Wer viel wirft, sollte den Surround regelmäßig drehen. Die Einschlagstellen sind nach einigen hundert Würfen sichtbar, und ein gleichmäßig abgenutzter Ring schützt besser als ein einseitig durchlöcherter. Manche Spieler kleben zusätzlich eine dünne Filzschicht auf die Wand hinter dem Ring. Das dämpft den Aufprall und verhindert, dass abprallende Darts den Boden treffen. Ein weiterer typischer Fehler: den Ring zu hoch anbringen. Die Oberkante des Surrounds sollte etwa auf Augenhöhe liegen, damit du beim Werfen nicht ständig gegen den Ring schaust.

Die Umgebung entscheidet mehr als das Board selbst. Ein Dartboard gehört nicht neben ein Fenster mit direktem Sonnenlicht, denn Blendung macht die Segmente unsichtbar. Auch eine Wand aus Rigips trägt kein Board mit schweren Darts dauerhaft. Hier braucht es eine Montageplatte oder eine massive Unterkonstruktion. Der Boden unter der Abwurflinie sollte rutschfest sein, sonst verändert sich der Stand und damit die Wurfhöhe unbemerkt.

Ein häufiger Fehler ist das Schleifen mit zu grober Körnung. Wer 80er-Papier nimmt, trägt zu viel Material ab und verkürzt die Spitze unnötig. Ein weiterer Fehler: den Pfeil nach dem Spitzenwechsel nicht zu testen. Wirf zehn Aufnahmen auf ein Board und beobachte, ob der Pfeil flattert oder sauber steckt. Erst dann gehört er zurück in die Tasche. Wer diese wenigen Handgriffe regelmäßig ausführt, spielt konstanter und muss seltener teures Material ersetzen.

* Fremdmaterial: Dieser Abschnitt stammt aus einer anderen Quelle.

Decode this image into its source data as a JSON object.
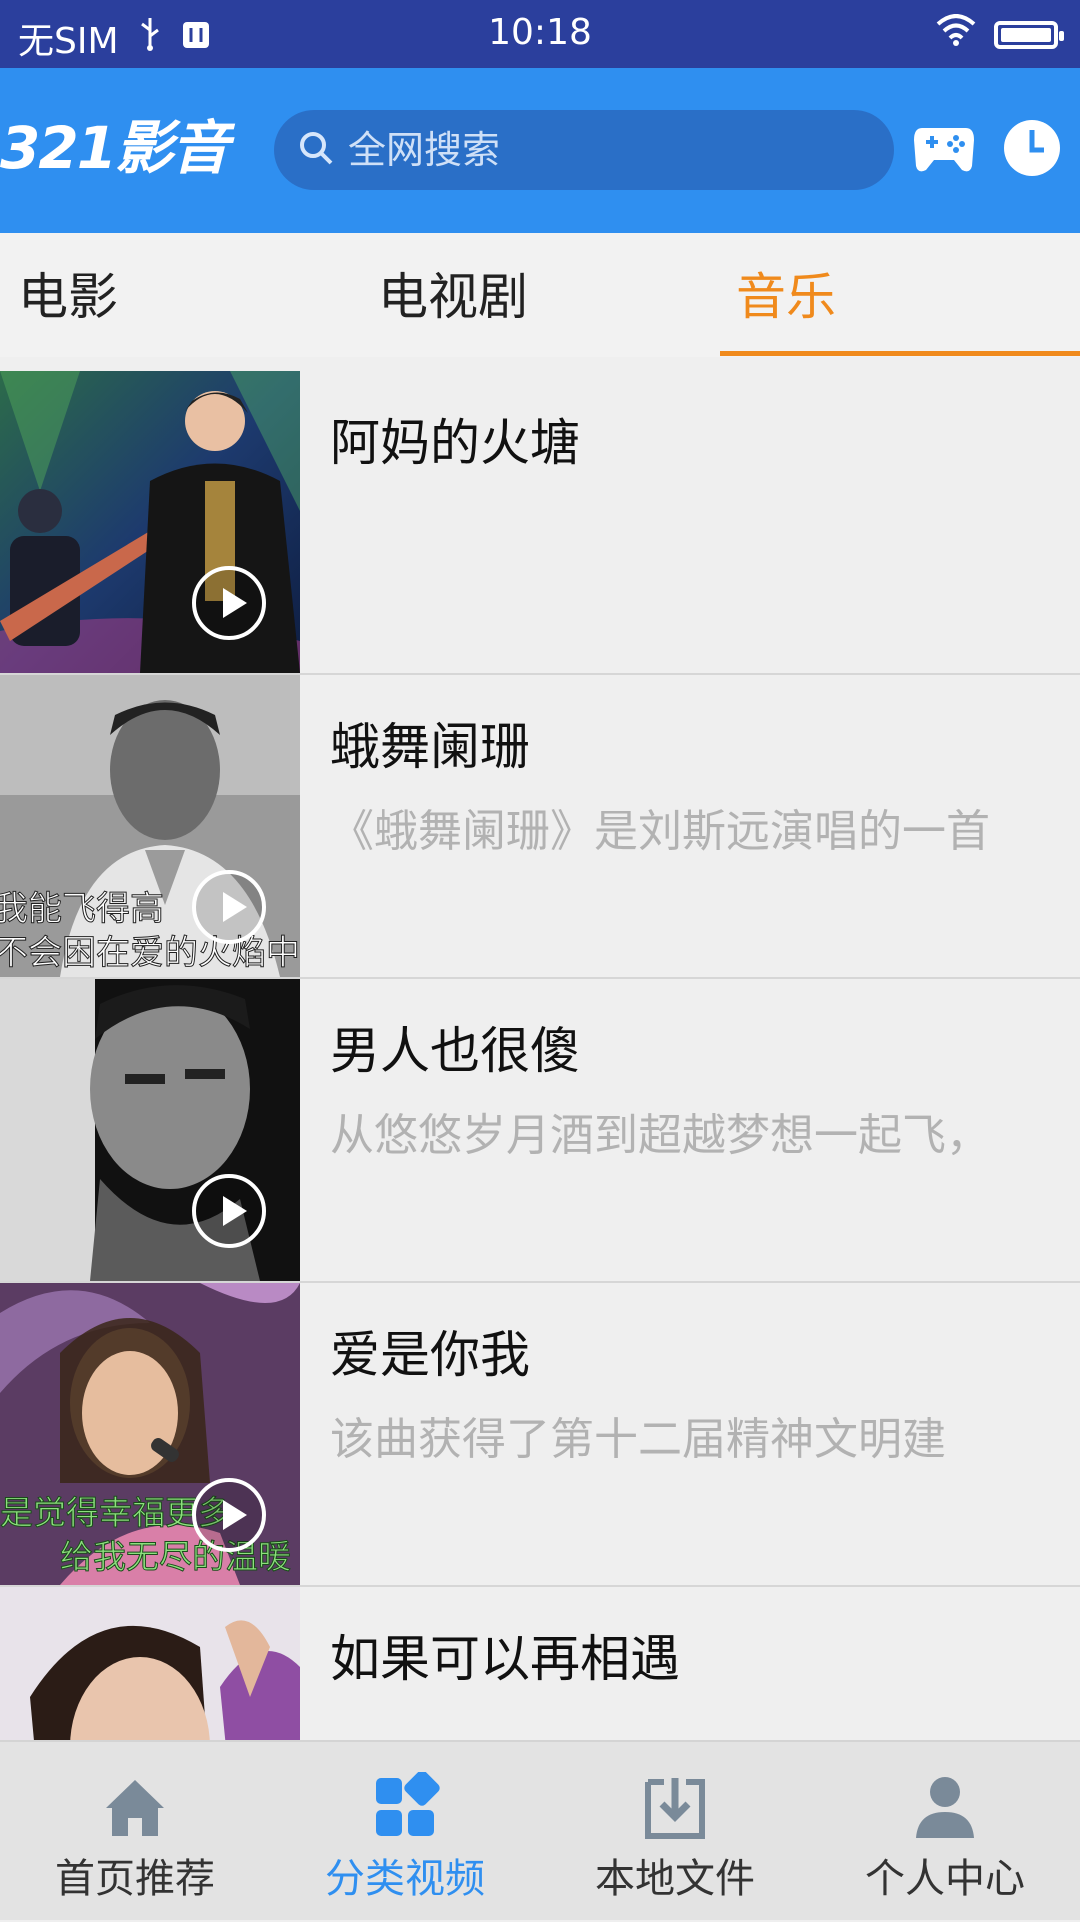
{
  "status_bar": {
    "carrier": "无SIM",
    "time": "10:18"
  },
  "header": {
    "logo": "321影音",
    "search_placeholder": "全网搜索"
  },
  "tabs": [
    {
      "label": "电影",
      "active": false
    },
    {
      "label": "电视剧",
      "active": false
    },
    {
      "label": "音乐",
      "active": true
    }
  ],
  "list": [
    {
      "title": "阿妈的火塘",
      "desc": ""
    },
    {
      "title": "蛾舞阑珊",
      "desc": "《蛾舞阑珊》是刘斯远演唱的一首"
    },
    {
      "title": "男人也很傻",
      "desc": "从悠悠岁月酒到超越梦想一起飞，"
    },
    {
      "title": "爱是你我",
      "desc": "该曲获得了第十二届精神文明建"
    },
    {
      "title": "如果可以再相遇",
      "desc": ""
    }
  ],
  "thumb_captions": {
    "item2": [
      "我能飞得高",
      "不会困在爱的火焰中"
    ],
    "item4": [
      "是觉得幸福更多",
      "给我无尽的温暖"
    ]
  },
  "bottom_nav": [
    {
      "label": "首页推荐",
      "icon": "home-icon",
      "active": false
    },
    {
      "label": "分类视频",
      "icon": "category-icon",
      "active": true
    },
    {
      "label": "本地文件",
      "icon": "download-icon",
      "active": false
    },
    {
      "label": "个人中心",
      "icon": "user-icon",
      "active": false
    }
  ],
  "colors": {
    "status_bar": "#2b3f9d",
    "header": "#2f8ff0",
    "accent": "#f08a1c",
    "nav_active": "#2f8ff0"
  }
}
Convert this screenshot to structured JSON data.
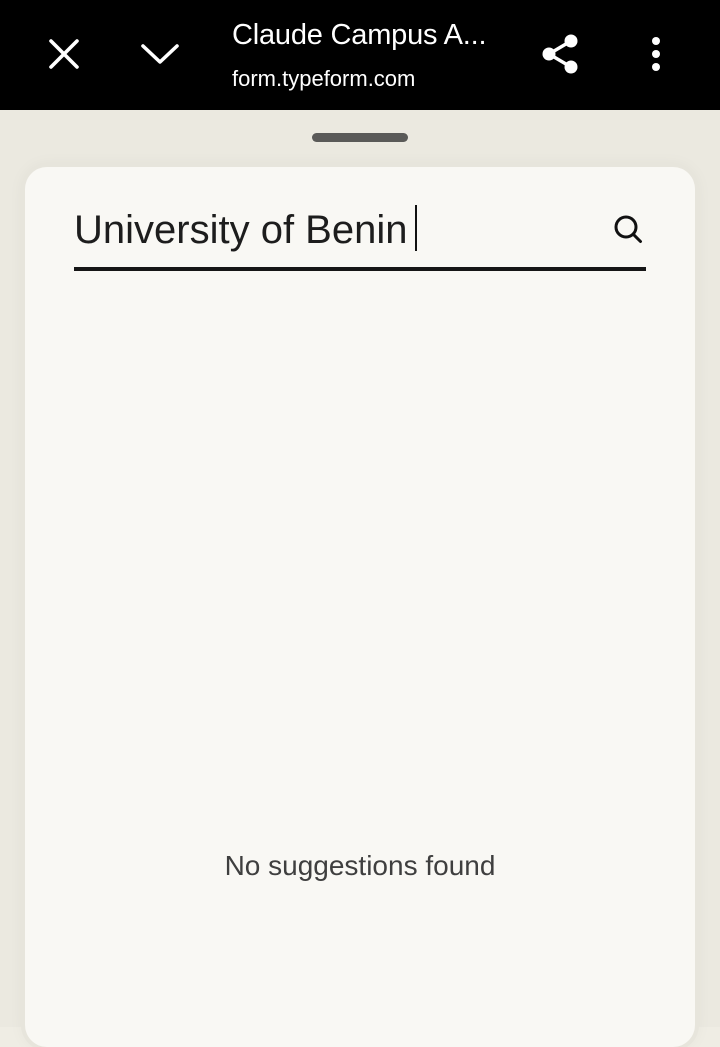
{
  "browser_bar": {
    "title": "Claude Campus A...",
    "url": "form.typeform.com",
    "icons": {
      "close": "close-icon",
      "collapse": "chevron-down-icon",
      "share": "share-icon",
      "menu": "more-vert-icon"
    }
  },
  "search": {
    "value": "University of Benin",
    "icon": "search-icon"
  },
  "results": {
    "empty_message": "No suggestions found"
  },
  "colors": {
    "topbar": "#000000",
    "card_background": "#f9f8f4",
    "page_background": "#efede4",
    "underline": "#161616"
  }
}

Neben den Spitzen verdienen Schäfte und Flights Aufmerksamkeit. Kunststoffschäfte brechen irgendwann an der Gewindeverbindung. Prüfe sie, indem du den Flight leicht hin und her bewegst. Knarzt es oder wackelt der Flight, ist der Schaft verzogen. Tausche ihn sofort aus, nicht erst nach dem nächsten Turnier. Flights mit eingerissenen Kanten fliegen unruhig. Ein Satz Ersatzflights kostet wenig und gehört in jede Tasche. Reinige den Barrel mit einem trockenen Tuch, bei fettigen Fingern mit einem Tropfen Alkohol. Never mit Wasser und Seife, das hinterlässt Rückstände im Rillenprofil.

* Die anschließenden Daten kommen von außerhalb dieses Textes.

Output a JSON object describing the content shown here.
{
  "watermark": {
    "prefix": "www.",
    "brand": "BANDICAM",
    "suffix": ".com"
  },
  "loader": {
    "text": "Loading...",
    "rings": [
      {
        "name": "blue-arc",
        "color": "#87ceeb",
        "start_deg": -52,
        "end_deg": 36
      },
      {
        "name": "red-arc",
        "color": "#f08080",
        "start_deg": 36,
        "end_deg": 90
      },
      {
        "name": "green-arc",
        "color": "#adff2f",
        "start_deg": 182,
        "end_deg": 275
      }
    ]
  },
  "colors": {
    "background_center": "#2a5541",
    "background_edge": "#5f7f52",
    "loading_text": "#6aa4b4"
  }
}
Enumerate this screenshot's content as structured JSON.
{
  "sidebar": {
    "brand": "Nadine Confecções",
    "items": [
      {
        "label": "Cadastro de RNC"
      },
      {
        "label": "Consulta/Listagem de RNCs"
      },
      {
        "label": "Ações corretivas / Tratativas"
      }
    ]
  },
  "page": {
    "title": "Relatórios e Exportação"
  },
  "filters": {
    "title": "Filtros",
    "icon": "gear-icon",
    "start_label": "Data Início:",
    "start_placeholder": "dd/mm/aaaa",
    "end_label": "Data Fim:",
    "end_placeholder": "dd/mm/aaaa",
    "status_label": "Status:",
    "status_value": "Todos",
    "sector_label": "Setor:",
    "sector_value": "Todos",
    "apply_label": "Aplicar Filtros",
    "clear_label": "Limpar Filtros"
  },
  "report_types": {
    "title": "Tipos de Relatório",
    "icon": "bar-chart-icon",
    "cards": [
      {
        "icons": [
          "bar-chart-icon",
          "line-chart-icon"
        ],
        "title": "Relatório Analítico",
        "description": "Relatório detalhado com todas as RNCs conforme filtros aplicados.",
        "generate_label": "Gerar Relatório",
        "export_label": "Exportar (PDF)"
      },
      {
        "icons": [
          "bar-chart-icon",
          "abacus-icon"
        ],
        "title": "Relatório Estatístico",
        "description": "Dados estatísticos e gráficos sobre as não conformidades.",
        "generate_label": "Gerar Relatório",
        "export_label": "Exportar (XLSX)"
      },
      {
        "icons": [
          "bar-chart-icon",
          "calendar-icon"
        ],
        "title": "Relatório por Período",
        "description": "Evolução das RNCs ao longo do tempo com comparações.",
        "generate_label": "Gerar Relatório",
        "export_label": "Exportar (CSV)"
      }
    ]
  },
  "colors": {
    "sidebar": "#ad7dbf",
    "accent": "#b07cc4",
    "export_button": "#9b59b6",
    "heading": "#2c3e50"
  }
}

Der Abstand zur Wand ist ein zweiter typischer Fehler. Das Board braucht hinter sich mindestens fünf Zentimeter Luft, sonst schlagen die Darts auf den Rahmen und fallen heraus. Bei einem Board in einer Nische oder zwischen zwei Schränken fehlt oft der Platz für den Arm. Ein Mindestabstand von 90 Zentimetern zu Möbeln auf beiden Seiten verhindert, dass der Wurfarm anschlägt oder ein Abpraller etwas beschädigt.

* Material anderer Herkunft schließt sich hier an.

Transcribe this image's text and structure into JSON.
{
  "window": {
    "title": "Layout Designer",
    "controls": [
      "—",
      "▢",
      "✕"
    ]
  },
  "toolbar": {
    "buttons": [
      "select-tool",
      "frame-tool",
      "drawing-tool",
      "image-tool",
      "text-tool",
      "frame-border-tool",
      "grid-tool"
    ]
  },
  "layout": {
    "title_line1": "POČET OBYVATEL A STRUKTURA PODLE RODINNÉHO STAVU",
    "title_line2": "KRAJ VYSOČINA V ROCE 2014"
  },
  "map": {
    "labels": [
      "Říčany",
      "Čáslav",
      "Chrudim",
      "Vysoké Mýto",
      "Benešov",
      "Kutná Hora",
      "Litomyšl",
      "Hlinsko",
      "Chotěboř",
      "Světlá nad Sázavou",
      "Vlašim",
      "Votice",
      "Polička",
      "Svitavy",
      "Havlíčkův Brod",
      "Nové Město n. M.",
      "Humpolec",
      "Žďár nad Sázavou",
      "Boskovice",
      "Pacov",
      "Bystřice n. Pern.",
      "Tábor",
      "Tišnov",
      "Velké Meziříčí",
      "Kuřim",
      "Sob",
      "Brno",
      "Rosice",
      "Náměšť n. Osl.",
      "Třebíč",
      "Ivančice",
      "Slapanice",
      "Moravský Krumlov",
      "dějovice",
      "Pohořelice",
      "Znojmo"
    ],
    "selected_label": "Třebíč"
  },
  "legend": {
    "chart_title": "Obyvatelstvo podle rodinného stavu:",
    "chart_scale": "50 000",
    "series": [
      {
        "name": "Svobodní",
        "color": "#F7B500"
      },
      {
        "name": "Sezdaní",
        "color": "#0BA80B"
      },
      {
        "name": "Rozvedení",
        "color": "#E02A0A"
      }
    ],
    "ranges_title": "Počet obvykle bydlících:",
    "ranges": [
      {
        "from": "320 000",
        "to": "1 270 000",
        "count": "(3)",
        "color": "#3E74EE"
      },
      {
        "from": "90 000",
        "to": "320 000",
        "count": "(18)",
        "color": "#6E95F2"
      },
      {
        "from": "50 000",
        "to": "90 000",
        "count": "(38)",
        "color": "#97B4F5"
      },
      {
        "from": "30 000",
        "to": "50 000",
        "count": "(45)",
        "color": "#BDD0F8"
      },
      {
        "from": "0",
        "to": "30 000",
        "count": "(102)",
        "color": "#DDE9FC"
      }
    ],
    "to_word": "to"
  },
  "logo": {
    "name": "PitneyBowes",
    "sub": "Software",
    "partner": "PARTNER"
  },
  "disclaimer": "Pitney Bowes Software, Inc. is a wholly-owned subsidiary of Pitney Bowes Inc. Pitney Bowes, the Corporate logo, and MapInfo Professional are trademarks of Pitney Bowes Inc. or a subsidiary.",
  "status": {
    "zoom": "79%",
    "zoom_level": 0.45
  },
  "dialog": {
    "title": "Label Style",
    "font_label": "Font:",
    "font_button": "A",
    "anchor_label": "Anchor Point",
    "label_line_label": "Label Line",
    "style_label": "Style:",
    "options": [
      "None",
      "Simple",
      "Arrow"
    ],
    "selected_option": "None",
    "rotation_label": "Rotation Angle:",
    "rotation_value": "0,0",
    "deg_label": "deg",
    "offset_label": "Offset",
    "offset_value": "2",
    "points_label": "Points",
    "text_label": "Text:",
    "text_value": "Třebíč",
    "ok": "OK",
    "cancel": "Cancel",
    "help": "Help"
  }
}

Bevor du kaufst, miss den Abstand zwischen Board und Decke sowie die Breite der Wand. Ein Ringlicht braucht einen gewissen Durchmesser, damit es nicht mit dem Surround kollidiert. Prüfe außerdem, ob die Leuchten flimmern – das merkst du, wenn du sie durch die Handykamera betrachtest. Flimmern führt zu schneller Ermüdung und unsauberen Würfen. Wer wenig Platz hat, fährt mit einer einzelnen, breit strahlenden Leuchte plus Reflektor besser als mit zwei punktuellen Spots, die ständig nachjustiert werden müssen.